Telemedicine Still Has a Long Way to Go

Experiments continue, but the market for telemedicine equipment won't develop until the laws are updated and the technology is better, cheaper and faster

While Lt. Cmdr. Miguel Cubano cuts into his patient's abdomen, Johns Hopkins University surgeon Mark Talamini instructs the less-experienced doctor on what to expect during a laparoscopic hernia operation. "Now slow down because you're likely to find a little bleeding in this section of the abdominal cavity," Talamini advises. For that moment, Cubano and Talamini forget that they are several thousand miles apart.

Talamini is advising on the operation from a small office at the Johns Hopkins Applied Physics Laboratory in Laurel, Md., and Cubano is performing the stomach surgery aboard the USS Abraham Lincoln stationed in the Persian Gulf. A computer in the ship's examining room sends images to Talamini from a tiny camera attached to the laparoscopic instrument inside the patient's abdominal cavity. The two doctors talk to each other over the telephone while Talamini watches each move the ship's surgeon makes. Similar to a football analyst, Talamini draws circles and arrows on the medical image to show Cubano where to place the surgical staples.

This experiment in telemedicine is just one of dozens going on around the world where advances in computers and telecommunications are being used to improve medical care. The trick, however, is making the technologies reliable and cheap enough for the often under-funded communities that they could most help, such as in rural areas or Indian reservations.

"The prices of the systems must come down and the speed and reliability must go up" if telemedicine is to become a reality, said Robert Stewart, the principal Applied Physics Lab investigator for the telemedicine project. The system, from El Segundo, Calif.-based VIC Hi-Tech Corp., cost APL about $3,200. Even though this price isn't too prohibitive, the technology isn't good enough to depend on in life or death situations.

Several times during the two-hour operation the doctors lost either their computer or their telephone connections, disconnecting the physicians.

Also, the speed of the image transmission, which was carried over satellite feed supplied by Comsat Corp. in Bethesda, Md., must be improved. It took at least 10 seconds for the ship and the laboratory to send images back and forth.

In addition to technology and cost issues, legislation is another barrier slowing the spread of telemedicine. Licensing rules that were established to protect patients from untrained doctors are hindering the widespread use of telemedicine applications.

"Right now, doctors [using telemedicine to treat patients] are going out on a limb because there are no standards," said Stewart. In fact, a physician in one state, using a video link to examine a patient in another state, may be subject to licensing laws in both states. The fear of regulatory uncertainty and potential liability is slowing the use of telemedicine, according to a study issued earlier this year.

The report from the Council on Competitiveness found that "uncertainty surrounding a physician's and a patient's legal rights and obligations is limiting the use of telemedicine across state lines." The study also said that because the Food and Drug Administration has not established guidelines for distributing medical software, especially electronically distributed software, medical groups that are developing software are not sharing it because they fear they'll be held accountable for how that software is used.

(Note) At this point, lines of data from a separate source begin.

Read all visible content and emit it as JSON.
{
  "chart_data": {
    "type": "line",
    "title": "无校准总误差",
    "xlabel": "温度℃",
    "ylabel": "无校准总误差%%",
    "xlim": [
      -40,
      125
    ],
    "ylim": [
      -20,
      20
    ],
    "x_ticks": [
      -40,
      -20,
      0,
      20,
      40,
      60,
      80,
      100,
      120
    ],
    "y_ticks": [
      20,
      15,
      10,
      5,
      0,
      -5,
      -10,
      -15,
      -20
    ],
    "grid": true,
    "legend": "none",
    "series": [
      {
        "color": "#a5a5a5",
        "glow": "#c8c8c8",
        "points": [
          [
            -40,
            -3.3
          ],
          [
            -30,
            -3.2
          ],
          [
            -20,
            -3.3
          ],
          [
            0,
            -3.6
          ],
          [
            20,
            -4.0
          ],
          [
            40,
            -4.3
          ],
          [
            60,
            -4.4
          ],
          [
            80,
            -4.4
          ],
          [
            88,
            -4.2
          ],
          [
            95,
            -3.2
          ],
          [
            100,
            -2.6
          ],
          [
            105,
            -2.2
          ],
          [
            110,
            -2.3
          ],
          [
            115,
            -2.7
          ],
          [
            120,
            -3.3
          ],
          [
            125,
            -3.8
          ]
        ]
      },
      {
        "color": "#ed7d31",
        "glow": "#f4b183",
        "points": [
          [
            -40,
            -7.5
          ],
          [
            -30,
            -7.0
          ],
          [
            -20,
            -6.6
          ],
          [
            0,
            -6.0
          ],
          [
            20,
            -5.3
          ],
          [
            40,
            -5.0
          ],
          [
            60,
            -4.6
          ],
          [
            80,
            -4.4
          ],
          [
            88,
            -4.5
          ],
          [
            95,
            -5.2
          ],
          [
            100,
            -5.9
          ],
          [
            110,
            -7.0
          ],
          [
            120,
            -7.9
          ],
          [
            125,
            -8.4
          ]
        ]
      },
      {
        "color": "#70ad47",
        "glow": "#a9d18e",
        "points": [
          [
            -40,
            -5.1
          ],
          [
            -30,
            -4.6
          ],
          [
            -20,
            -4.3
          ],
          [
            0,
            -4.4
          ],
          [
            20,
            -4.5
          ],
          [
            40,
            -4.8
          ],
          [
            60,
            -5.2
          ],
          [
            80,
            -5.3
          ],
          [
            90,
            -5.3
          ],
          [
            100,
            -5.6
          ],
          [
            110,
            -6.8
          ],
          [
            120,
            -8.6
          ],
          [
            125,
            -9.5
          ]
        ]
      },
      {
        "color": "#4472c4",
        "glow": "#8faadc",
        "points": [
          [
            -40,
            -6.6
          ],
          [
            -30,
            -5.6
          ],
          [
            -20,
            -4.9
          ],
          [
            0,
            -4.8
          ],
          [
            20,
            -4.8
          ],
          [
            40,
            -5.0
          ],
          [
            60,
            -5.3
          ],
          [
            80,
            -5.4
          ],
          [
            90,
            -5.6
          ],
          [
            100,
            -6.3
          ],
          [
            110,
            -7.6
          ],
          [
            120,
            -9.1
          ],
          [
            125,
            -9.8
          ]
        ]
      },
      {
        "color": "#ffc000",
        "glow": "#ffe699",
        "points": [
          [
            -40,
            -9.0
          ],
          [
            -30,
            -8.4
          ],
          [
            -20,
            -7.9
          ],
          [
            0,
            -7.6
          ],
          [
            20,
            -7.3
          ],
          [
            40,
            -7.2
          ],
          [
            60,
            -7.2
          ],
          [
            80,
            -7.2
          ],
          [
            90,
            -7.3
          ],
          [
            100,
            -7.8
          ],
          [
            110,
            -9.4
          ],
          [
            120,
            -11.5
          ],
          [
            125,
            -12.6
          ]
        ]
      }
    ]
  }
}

"The consequence of such legal and regulatory uncertainty is that the full market potential of new applications will be realized first in those sectors such as electronic commerce, entertainment and manufacturing that face less uncertain environments," the study concludes. In other words, the medical community will be one of the last institutions to jump on the information superhighway. And the marketplace already reflects that trend.

A desktop conferencing study by American Business teleCommunications shows that only about 4 percent of teleconferencing professionals used desktop videoconferencing for tele-medicine. Three times as many professionals use the systems for training and 38 percent used desktop videoconferencing for general video communications. Given these statistics, it's no surprise that there are few firms stepping out with technologies designed for telemedicine applications.

Five-year-old VIC Hi-Tech adapts its regular teleconferencing equipment for customers who want to do telemedicine. Alan Shen, vice president of research and development for VIC Hi-Tech, said he expects there will eventually be a large market in using teleconferencing technologies for medical care.

But even though "there's been a lot of medical inquiry," there still aren't enough telemedicine sales for VIC Hi-Tech to offer a specialty product for the medical community.